The setting is just amazing, and its natural mouth is Sa Calobra, a round-stone small bay located in the middle of two mountains that will blow you mind. Surrounded by serious mountains, this place has a beautiful cove, a hidden beach and an incredible gorge. Despite all the visitors flocking here to view the stunning scenery, it is a pretty spectacular place.
The journey to Sa Calobra is as memorable as the bay itself. A twisting road around Puig Major plunges 800m in just 12km, turning 270 degrees at one point to loop under itself (a feature known as the “Knotted Tie”). A much better and easier approach is by boat from Port de Soller, passing genuinely isolated bays with an excellent view of Puig Major, albeit spoilt by the military installations on the summit of Mallorca’s highest mountain.

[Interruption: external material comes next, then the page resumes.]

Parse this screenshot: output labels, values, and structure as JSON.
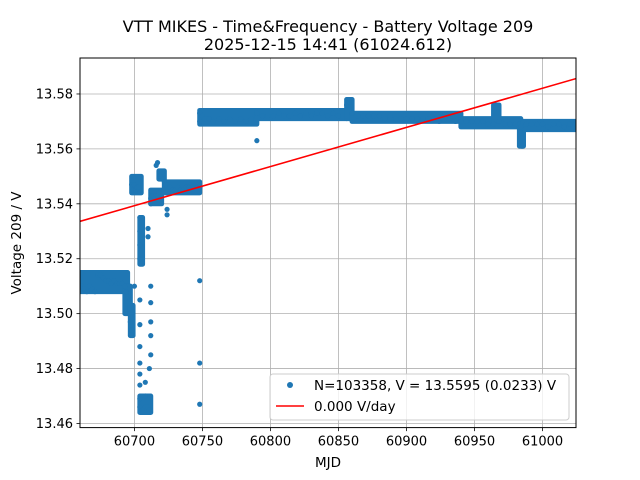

Once there, walk through 200m of tunnels to reach the Torrent de Pareis (“twin streams”), which begins several kilometres up in the mountains at the confluence of the torrents of Lluc and Gorg Blau. Up to 400m high and only 30m wide, with some sections never seeing daylight, this dramatic gorge culminates in a small pebble beach where you can picnic among the crowds. In summer, when the gorge is dry, you can hike inland between the cliffs; do not attempt this in winter.
A side turn off the road to Sa Calobra leads to Cala Tuent, a small cove with a sandy beach and a 13th-century church, Ermita de Sant Llorenc. Cala Tuent is likely to be quieter than Sa Calobra and is worth visiting for it’s lovely blue-green sea.